В модернистской поэзии сознательная переориентация с “высокой затхлой литературности” на “низкую, но свежую реальность” может восходить у Ахматовой к Верлену – к его “Искусству поэзии”, кончающемуся следующей метапоэтической декларацией:
[букв.] “Пусть твой стих будет нагаданной удачей, растрепавшейся на кусачем утреннем ветру, который несется, благоухая мятой и чабрецом… А все прочее – литература”.
Но в таком случае ахматовские запахи, растения, вообще стихи растут не из природного сора, а именно из литературы.
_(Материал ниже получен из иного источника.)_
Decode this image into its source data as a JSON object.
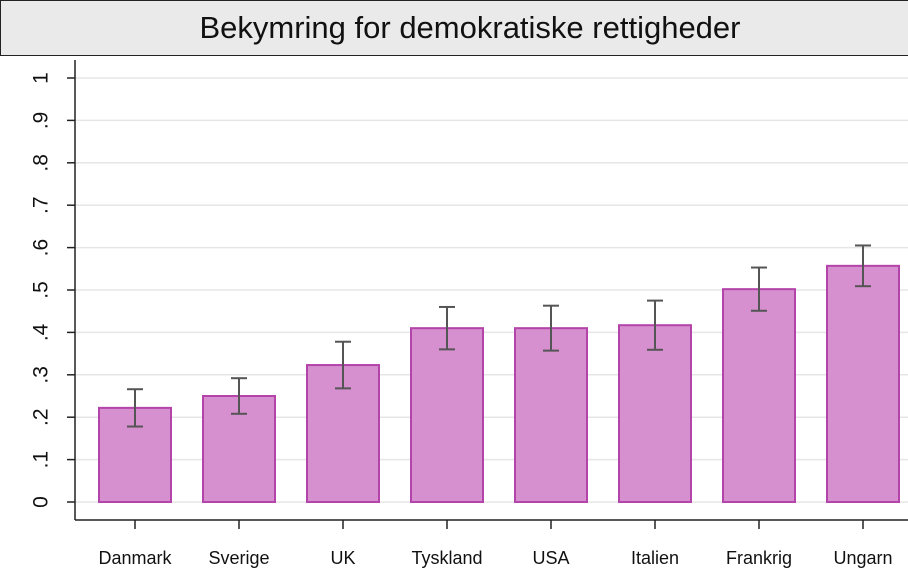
{
  "chart_data": {
    "type": "bar",
    "title": "Bekymring for demokratiske rettigheder",
    "categories": [
      "Danmark",
      "Sverige",
      "UK",
      "Tyskland",
      "USA",
      "Italien",
      "Frankrig",
      "Ungarn"
    ],
    "values": [
      0.222,
      0.25,
      0.323,
      0.41,
      0.41,
      0.417,
      0.502,
      0.557
    ],
    "errors": [
      0.044,
      0.042,
      0.055,
      0.05,
      0.053,
      0.058,
      0.051,
      0.048
    ],
    "color": "#d68fcf",
    "ylim": [
      0,
      1
    ],
    "yticks": [
      0,
      {
        "value": 0.1,
        "label": ".1"
      },
      {
        "value": 0.2,
        "label": ".2"
      },
      {
        "value": 0.3,
        "label": ".3"
      },
      {
        "value": 0.4,
        "label": ".4"
      },
      {
        "value": 0.5,
        "label": ".5"
      },
      {
        "value": 0.6,
        "label": ".6"
      },
      {
        "value": 0.7,
        "label": ".7"
      },
      {
        "value": 0.8,
        "label": ".8"
      },
      {
        "value": 0.9,
        "label": ".9"
      },
      1
    ],
    "grid": true
  }
}
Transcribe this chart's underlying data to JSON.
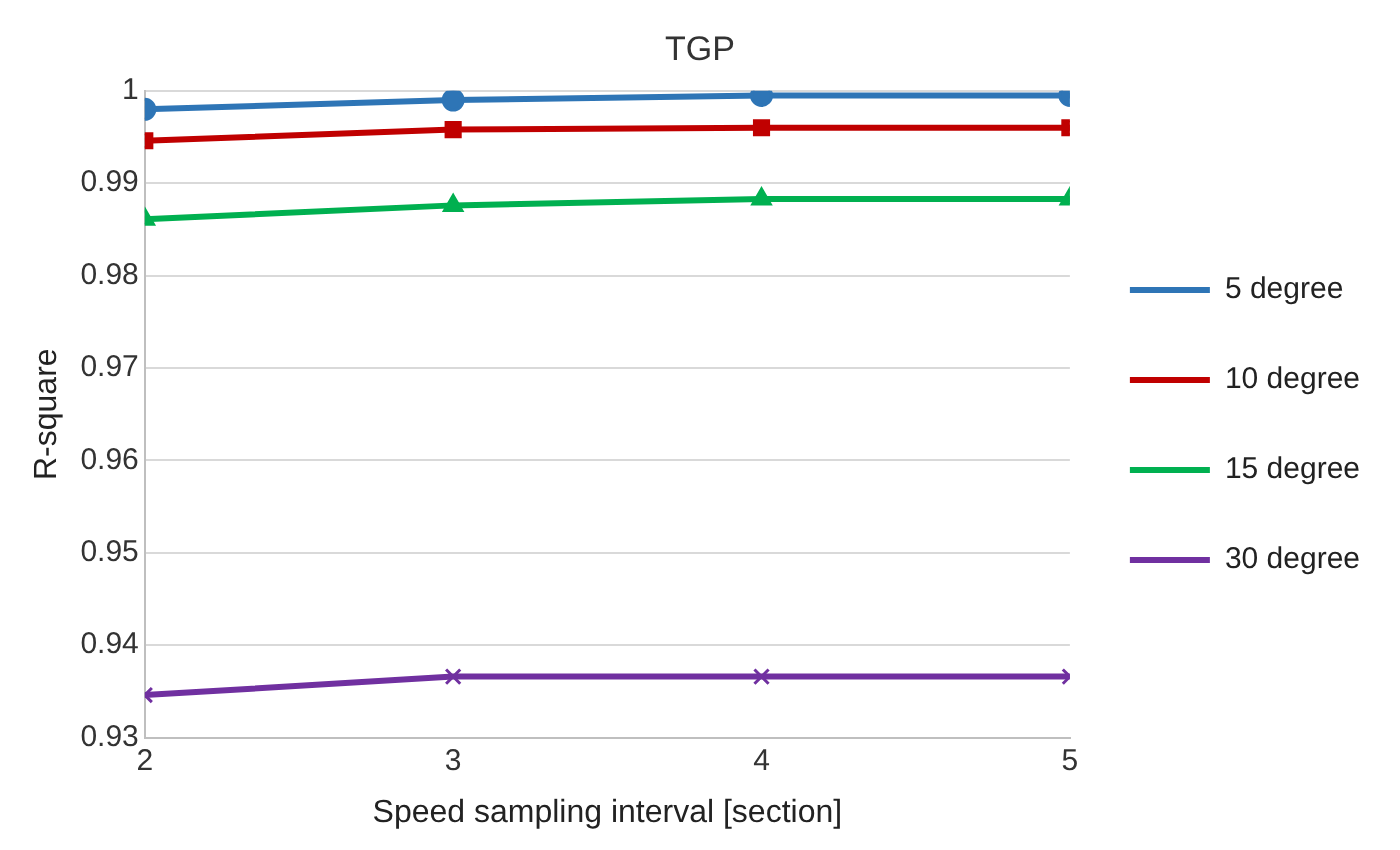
{
  "chart_data": {
    "type": "line",
    "title": "TGP",
    "xlabel": "Speed sampling interval [section]",
    "ylabel": "R-square",
    "x": [
      2,
      3,
      4,
      5
    ],
    "xlim": [
      2,
      5
    ],
    "xticks": [
      2,
      3,
      4,
      5
    ],
    "ylim": [
      0.93,
      1
    ],
    "yticks": [
      0.93,
      0.94,
      0.95,
      0.96,
      0.97,
      0.98,
      0.99,
      1
    ],
    "grid": "y",
    "legend": "right",
    "series": [
      {
        "name": "5 degree",
        "color": "#2e75b6",
        "marker": "circle",
        "values": [
          0.998,
          0.999,
          0.9995,
          0.9995
        ]
      },
      {
        "name": "10 degree",
        "color": "#c00000",
        "marker": "square",
        "values": [
          0.9946,
          0.9958,
          0.996,
          0.996
        ]
      },
      {
        "name": "15 degree",
        "color": "#00b050",
        "marker": "triangle",
        "values": [
          0.9861,
          0.9876,
          0.9883,
          0.9883
        ]
      },
      {
        "name": "30 degree",
        "color": "#7030a0",
        "marker": "cross",
        "values": [
          0.9346,
          0.9366,
          0.9366,
          0.9366
        ]
      }
    ]
  }
}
Пользуясь словарем другого фрагмента “Тайн ремесла” (“4. Поэт”; 1959), игриво обнажающего многие из затей ахматовской поэтики, стихи подслушиваются не только у леса и сосен, молчальниц на вид, сколько из чьего-то весело[го] скерцо, и потому вопрос о “неведании стыда” – взятии налево… и направо… без чувства вины – оказывается вовсе не праздным.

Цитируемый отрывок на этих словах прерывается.